5. O debate sobre a tática volta ao centro. Nas terríveis condições sanitárias imediatas não é possível responder ao perigo que Bolsonaro representa com mobilizações massivas nas ruas. A hora de convocar as massas populares às ruas para derrubar o governo virá. Mas podemos ter iniciativas simbólicas com atos por representação, faixas e, sobretudo, na organização da solidariedade militante com as classes populares através de iniciativas de distribuição de donativos.

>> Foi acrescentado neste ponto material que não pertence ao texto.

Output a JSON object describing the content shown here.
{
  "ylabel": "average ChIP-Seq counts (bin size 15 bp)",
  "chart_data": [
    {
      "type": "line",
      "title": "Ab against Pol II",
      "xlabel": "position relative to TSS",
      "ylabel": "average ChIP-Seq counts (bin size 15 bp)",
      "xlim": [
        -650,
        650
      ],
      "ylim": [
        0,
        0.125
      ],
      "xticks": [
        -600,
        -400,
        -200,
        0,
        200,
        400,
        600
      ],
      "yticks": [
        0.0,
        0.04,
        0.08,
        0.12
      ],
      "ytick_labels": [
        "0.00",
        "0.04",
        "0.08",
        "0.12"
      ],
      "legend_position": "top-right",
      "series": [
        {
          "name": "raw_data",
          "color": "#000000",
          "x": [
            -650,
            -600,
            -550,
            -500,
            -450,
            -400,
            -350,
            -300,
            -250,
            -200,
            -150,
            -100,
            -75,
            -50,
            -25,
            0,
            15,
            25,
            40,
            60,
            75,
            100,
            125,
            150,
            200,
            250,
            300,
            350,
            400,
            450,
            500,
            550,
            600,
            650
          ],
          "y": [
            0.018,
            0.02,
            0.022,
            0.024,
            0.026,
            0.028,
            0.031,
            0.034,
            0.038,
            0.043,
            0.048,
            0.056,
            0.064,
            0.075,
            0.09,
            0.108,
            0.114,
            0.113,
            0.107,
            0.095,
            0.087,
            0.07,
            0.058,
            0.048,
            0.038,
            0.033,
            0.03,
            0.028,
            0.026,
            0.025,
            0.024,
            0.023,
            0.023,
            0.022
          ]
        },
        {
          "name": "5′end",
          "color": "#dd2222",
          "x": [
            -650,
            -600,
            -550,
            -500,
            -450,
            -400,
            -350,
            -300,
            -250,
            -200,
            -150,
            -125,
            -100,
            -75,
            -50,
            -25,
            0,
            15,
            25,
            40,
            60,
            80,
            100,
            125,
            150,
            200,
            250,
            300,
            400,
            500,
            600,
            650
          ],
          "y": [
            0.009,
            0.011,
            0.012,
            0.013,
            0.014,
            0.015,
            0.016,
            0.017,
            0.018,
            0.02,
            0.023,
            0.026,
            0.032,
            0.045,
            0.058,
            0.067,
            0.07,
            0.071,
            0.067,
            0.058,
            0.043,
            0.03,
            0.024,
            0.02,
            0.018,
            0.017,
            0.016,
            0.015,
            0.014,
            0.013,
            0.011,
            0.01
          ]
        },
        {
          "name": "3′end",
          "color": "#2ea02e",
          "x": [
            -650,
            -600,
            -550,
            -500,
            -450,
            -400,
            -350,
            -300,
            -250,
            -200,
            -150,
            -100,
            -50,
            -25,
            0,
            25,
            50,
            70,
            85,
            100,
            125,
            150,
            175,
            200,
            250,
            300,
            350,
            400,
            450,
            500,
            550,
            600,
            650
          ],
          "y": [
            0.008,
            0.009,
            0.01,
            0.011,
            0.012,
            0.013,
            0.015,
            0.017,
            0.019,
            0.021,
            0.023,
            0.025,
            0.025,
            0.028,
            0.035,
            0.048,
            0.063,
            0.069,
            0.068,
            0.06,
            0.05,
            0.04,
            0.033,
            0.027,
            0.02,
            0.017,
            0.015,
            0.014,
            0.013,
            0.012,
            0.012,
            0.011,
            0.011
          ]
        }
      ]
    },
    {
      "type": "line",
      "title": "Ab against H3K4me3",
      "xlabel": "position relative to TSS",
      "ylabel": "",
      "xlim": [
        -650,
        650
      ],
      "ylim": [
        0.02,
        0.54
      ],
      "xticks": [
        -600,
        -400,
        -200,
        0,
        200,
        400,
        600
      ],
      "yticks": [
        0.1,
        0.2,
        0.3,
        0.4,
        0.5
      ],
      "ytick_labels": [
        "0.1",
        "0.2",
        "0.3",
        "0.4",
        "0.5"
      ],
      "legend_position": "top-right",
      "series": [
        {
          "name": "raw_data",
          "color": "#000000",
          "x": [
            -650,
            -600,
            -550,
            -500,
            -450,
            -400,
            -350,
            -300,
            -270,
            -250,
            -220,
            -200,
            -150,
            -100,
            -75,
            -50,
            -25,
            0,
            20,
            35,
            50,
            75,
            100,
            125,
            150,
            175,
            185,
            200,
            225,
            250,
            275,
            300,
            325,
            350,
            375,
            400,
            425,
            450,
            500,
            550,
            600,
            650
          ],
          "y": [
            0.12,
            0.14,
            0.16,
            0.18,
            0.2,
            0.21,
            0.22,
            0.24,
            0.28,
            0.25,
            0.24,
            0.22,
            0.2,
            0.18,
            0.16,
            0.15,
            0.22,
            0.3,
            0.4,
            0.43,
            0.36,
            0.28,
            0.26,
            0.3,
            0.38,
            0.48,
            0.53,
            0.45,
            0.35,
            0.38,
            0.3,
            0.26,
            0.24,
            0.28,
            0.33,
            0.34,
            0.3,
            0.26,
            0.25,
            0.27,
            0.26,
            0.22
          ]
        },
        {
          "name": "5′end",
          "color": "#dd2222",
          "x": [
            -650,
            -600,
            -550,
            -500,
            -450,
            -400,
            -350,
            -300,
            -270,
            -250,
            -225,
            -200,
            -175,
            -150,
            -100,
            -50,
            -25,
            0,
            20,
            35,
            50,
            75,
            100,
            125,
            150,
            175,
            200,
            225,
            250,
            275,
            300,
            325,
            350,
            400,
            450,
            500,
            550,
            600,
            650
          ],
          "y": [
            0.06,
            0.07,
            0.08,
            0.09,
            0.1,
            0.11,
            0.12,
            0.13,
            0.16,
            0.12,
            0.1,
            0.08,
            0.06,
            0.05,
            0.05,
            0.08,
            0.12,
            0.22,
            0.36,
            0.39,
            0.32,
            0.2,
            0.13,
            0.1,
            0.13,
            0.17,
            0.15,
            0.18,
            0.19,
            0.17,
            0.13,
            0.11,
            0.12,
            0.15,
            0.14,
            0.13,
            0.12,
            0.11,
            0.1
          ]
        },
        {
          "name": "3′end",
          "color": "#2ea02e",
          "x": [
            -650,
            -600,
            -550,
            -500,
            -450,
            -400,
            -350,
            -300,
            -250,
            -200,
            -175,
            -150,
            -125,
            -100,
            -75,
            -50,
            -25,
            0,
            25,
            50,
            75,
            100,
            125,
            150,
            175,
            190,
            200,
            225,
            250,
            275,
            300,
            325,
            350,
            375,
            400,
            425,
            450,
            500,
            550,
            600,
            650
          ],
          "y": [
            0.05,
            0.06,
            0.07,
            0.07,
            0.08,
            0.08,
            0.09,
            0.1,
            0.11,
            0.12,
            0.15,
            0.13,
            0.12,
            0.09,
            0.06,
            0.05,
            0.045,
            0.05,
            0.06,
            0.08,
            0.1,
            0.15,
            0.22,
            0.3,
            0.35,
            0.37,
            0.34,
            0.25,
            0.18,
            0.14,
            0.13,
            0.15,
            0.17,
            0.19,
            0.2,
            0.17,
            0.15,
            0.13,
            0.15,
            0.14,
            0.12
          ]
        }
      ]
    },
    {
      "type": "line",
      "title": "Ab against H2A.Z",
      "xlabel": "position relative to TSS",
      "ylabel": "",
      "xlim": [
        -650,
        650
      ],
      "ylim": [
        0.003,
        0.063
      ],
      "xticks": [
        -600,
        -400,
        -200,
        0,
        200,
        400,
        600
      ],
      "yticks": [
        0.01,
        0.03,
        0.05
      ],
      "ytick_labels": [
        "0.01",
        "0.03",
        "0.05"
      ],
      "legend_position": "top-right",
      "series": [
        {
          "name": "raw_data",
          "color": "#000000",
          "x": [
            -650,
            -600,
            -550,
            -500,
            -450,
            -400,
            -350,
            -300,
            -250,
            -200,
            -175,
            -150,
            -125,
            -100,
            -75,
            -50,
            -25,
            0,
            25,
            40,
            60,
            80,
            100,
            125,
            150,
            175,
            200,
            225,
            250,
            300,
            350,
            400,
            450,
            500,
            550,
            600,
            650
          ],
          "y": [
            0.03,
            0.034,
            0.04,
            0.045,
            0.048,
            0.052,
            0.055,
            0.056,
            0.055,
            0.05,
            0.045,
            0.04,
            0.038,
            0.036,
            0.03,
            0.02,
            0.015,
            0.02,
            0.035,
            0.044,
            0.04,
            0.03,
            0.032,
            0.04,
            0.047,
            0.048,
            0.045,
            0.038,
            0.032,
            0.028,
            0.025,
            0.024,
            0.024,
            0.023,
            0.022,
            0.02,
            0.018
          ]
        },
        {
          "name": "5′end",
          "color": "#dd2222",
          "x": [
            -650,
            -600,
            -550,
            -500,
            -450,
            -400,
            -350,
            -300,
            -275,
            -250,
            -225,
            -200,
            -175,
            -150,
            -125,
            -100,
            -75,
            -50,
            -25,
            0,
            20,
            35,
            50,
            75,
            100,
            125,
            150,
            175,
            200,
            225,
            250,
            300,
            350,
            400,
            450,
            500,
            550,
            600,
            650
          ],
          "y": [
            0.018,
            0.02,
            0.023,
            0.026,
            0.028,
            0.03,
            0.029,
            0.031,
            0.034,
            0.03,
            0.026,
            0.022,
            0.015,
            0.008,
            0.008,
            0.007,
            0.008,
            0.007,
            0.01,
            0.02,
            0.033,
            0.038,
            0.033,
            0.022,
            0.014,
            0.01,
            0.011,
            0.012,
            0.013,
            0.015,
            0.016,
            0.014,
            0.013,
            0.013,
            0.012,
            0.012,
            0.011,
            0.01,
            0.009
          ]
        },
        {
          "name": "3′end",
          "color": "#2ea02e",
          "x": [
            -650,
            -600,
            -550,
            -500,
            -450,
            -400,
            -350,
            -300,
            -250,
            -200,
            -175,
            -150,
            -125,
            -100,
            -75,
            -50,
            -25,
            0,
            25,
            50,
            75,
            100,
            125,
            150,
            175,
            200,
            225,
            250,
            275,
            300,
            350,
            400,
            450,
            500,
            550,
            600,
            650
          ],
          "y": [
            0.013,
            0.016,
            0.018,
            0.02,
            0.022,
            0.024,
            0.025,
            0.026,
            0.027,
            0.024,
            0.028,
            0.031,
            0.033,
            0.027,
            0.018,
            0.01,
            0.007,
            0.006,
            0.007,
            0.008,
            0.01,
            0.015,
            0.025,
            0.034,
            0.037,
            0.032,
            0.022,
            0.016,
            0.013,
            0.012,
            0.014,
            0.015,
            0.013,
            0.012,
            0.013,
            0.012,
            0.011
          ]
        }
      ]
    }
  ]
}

Mas isso não diminui a importância da campanha política implacável das organizações de esquerda, dos sindicatos e centrais, dos movimentos populares e de mulheres, negros e juventude, de denúncia do governo para ganhar a consciência de milhões de que a culpa pelo desastre na gestão da peste, do desemprego, da ausência de uma auxilio emergencial é de Bolsonaro. Esse deve ser o lugar, também, de Lula. Dizem alguns entre os moderados de esquerda que, sem um giro para o centro, Lula não poderia vencer em 2022. Estão errados. A questão central da tática é outra. A história não se repete. 2022 não será como 2002. O governo Bolsonaro é um perigo diferente, e muito maior, do que foi o governo de Fernando Henrique. O grande desafio é alcançar as amplas massas populares, inclusive, aqueles setores sobre influência de aparelhos religiosos neopentecostais. Lula deve girar para perto dos trabalhadores e do povo. Sem eles, não é possível vencer. E nem vale a pena.